Avec près de cinq cents musiques de film et une dizaine de pièces classiques données dans les plus prestigieuses salles transalpines, dont une messe composée en l’honneur du pape François, Missa Papae Francesci, un seul mot s’impose : chapeau, maestro ! Et viva , qui vient de nous quitter, à 91 ans !

D’Ennio Morricone, et c’est sûrement injuste, le public retiendra principalement les partitions écrites pour les six films de Sergio Leone, musique sans laquelle l’œuvre de son comparse n’aurait pas forcément été ce qu’elle est. Il est vrai que ces deux-là formaient un couple pour le moins infernal. Tous deux natifs de Rome, ils tenaient une place un peu à part en une Italie dans laquelle l’aristocratie, artistique comme économique, n’était adoubée qu’à condition d’être issue du nord de la botte.

En effet, les Romains ont la réputation, pas toujours usurpée, d’être moitié marlou, moitié ficelle. Si les différends s’y réglaient jadis à la dure, nos deux hommes ont confirmé que les mots les plus aiguisés pouvaient faire tout aussi mal que les couteaux les plus affûtés. Ou de l’art de devenir les meilleurs ennemis du monde.

Pour résumer, et à en croire Ennio Morricone, dans ses jours de mauvaise humeur, les films de Sergio Leone n’auraient été que des westerns de série B sans sa musique, alors que, pour ce dernier, Morricone n’aurait pas connu le destin qu’on sait sans ses films à lui. Les deux, à en croire leurs biographes respectifs, étaient évidemment de fieffés caractériels, s’aimant autant qu’ils se détestaient, ne se supportant pas toujours tout en ne pouvant se passer l’un de l’autre.
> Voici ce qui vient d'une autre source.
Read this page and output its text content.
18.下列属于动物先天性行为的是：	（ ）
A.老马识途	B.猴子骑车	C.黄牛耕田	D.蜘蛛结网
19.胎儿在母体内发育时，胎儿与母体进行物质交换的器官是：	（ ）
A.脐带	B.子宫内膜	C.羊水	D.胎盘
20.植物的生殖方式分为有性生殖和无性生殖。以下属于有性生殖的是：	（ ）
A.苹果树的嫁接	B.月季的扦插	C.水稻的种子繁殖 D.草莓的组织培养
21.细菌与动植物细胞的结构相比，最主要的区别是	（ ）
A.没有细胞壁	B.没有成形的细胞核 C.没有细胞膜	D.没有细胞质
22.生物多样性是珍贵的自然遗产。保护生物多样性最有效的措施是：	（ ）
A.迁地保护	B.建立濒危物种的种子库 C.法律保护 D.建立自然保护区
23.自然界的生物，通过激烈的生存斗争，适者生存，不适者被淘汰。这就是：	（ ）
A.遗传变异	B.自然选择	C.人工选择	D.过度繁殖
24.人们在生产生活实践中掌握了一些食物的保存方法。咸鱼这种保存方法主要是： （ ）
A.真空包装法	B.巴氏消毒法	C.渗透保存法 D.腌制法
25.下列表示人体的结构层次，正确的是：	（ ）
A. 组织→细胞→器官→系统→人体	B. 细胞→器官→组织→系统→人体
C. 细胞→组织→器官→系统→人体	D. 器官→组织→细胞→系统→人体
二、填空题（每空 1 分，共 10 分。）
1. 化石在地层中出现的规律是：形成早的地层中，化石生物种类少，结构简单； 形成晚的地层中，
Ces choses rappelées, il convient ainsi de noter qu’Ennio Morricone œuvra pour les plus grands noms du cinéma mondial. La liste de ses nominations aux plus augustes récompenses internationales a de quoi donner le vertige. La place manque, ici, pour y revenir en détail, mais on peut malgré tout se souvenir de Mission (Roland Joffé, 1986) ou des Incorruptibles (Brian de Palma, 1987). Et on peut encore mettre à l’honneur Henri Verneuil, cinéaste français trop souvent négligé en nos contrées, dont il signe la musique de ces bijoux que sont Le Clan des Siciliens (1969), Le Casse (1971) ou Peur sur la ville (1975).

Pour être encore plus juste, il faut aussi rappeler ses mélodies ensorcelantes ayant illuminé le meilleur du cinéma populaire italien, ces polars et westerns sans prétention, mais non dénués d’ambitions. En cette activité moins connue, il y a l’omniprésent Bruno Nicolai, son disciple et fidèle arrangeur, parfois chef d’orchestre et homme-orchestre, qui disputera la paternité de certaines œuvres à son mentor. Mais comment demander à ces deux Romains plus qu’on ne saurait exiger de Remus et Romulus ?
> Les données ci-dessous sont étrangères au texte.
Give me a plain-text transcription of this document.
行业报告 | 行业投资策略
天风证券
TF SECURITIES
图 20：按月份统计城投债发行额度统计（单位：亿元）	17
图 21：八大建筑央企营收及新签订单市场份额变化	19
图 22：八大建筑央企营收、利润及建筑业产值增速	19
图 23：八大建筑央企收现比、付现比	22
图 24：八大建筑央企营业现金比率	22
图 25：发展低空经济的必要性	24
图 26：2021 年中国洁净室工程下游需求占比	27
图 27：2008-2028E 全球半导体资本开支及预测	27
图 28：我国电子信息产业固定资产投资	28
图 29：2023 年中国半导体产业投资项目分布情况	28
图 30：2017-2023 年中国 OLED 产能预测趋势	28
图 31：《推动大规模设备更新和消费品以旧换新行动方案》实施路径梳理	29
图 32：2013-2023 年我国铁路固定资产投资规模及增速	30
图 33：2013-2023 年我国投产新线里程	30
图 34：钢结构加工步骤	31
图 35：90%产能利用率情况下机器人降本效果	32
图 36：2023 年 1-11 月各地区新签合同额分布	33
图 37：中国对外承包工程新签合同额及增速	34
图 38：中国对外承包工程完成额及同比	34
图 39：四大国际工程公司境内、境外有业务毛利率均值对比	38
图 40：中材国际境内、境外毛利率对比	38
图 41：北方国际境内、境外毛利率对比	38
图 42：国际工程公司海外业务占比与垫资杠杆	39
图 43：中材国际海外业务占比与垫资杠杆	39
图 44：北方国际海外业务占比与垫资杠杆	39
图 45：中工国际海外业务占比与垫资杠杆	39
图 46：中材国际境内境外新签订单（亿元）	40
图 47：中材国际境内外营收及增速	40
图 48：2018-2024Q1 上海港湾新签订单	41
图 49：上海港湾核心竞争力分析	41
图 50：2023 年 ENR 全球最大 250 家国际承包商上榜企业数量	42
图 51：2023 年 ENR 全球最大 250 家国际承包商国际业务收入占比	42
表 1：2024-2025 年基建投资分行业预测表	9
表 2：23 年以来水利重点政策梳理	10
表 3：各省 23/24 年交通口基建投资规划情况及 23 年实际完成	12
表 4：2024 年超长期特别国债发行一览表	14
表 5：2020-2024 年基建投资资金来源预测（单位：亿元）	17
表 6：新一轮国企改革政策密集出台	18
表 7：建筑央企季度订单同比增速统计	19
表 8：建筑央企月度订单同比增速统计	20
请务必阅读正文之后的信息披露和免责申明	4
Ajoutons, évidemment, cette facette moins connue du défunt, lui qui fut l’un des musiciens les plus modernistes de son temps : le premier à utiliser la guitare électrique en une époque où cela pouvait passer pour révolutionnaire, à remettre à l’honneur des instruments oubliés, guimbardes et autres flutiaux de Calabre, sans négliger le simple sifflotement, art populaire par excellence, qu’il élève au rang des beaux arts, grâce à Alessandro Alessandroni, décédé en mars 2017 et qui siffla en majesté dans la fameuse Trilogie des dollars mise en scène et en musique par Leone et Morricone.

Pour finir, on ajoutera que cet immense compositeur, un peu tombé en désuétude à la fin du siècle dernier, fut remis à l’honneur par le gratin du rock français grâce à Air dans Moon Safari (1998), de manière avouée ; et par Bertrand Burgalat, de façon plus ou moins inconsciente, dans son dernier opus, Les choses qu’on ne peut dire à personne (2017), avec ce sublime hommage involontaire que demeure « È l’ora dell’azione ».

Célébré de son vivant, il devrait l’être plus encore une fois venu le temps du repos éternel, comme souvent les très grands.

PS : Ennio Morricone, passionné de mathématiques, fut par ailleurs l’un des meilleurs joueurs d’échecs d’Italie. Son titre de gloire fut d’avoir arraché une partie nulle avec le champion Boris Spassky.